Before anyone could reach her, Li Na was back on her feet. She glanced at the men, and seeing one aiming a strange gun, she sprang forward and ran hard for the far exit. Hearing another dart blow past her, she accelerated, driven by two legs surging with renewed strength.
Another dart caught the corner of her shirt, but the needle found nothing except air on the other side.
Li Na was now running at full speed, headed for a short hallway ending with double doors. And then she felt it. Again. The same tingling under her skin that had given her the first warning.
Someone was on the other side of the doors.
Instead of slowing, Li Na raced even harder and lowered her head. She hit the horizontal release with all of her might, sending one of the doors slamming open and squarely into the face of Peng’s man.

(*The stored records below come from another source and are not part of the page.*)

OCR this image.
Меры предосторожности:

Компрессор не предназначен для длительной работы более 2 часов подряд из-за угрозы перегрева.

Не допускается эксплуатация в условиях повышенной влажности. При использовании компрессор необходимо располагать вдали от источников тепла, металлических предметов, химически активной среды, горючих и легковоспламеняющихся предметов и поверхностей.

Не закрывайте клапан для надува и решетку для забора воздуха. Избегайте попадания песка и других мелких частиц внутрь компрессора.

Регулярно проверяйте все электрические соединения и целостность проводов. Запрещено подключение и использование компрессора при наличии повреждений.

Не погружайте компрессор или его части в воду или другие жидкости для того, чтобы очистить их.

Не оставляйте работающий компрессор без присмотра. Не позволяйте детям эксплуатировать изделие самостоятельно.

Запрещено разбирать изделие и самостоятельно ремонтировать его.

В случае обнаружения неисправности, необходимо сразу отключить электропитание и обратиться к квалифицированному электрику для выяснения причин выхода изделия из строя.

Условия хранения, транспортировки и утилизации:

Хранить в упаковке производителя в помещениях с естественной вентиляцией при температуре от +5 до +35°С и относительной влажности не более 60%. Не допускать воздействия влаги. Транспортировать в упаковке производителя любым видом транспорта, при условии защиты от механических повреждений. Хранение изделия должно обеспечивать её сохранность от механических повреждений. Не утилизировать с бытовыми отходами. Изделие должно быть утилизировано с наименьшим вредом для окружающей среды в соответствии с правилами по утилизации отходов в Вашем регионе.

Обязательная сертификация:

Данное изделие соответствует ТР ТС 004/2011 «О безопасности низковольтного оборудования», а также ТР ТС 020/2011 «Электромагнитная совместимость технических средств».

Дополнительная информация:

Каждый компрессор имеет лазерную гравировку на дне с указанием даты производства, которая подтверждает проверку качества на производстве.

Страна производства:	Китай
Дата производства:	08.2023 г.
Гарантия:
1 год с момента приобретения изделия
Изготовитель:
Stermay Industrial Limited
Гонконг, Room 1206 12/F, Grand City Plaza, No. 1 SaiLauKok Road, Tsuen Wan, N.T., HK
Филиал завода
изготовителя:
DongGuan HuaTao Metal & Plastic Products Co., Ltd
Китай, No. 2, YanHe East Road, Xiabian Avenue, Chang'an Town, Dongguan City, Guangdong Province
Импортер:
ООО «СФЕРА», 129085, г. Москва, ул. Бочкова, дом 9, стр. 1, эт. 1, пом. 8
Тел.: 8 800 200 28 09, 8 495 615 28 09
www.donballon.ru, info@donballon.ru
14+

The impact was a complete surprise, knocking his head against the wall behind him then crashing to the floor.
Through a short corridor and another set of doors, she reached the cool air outside with only a singular thought.
Run!
42
The most surprising realization upon reaching the garage was how strong she felt. Li Na’s legs carried her with a speed she’d never experienced before. And it wasn’t just the speed. It was the endurance — in her lungs, and more importantly, in her heart.
It was all driven by sheer panic. The adrenaline releases she had read about in fight or flight situations. But how did they find her? And how did they manage it so fast?
Li Na was barely winded when she reached the third level of the garage and spotted the cars again. This time she ran straight for them, without hesitation, and opened the first one she found unlocked. She prayed desperately that if the owners worried so little about locking their cars, then perhaps at least one also left the keys behind.
And they had. In the second to last car, Li Na found a set of keys under the center console. She grabbed them and looked for an ignition but found nothing. No key slot like she’d always seen before. Instead, there was only a round, gray button.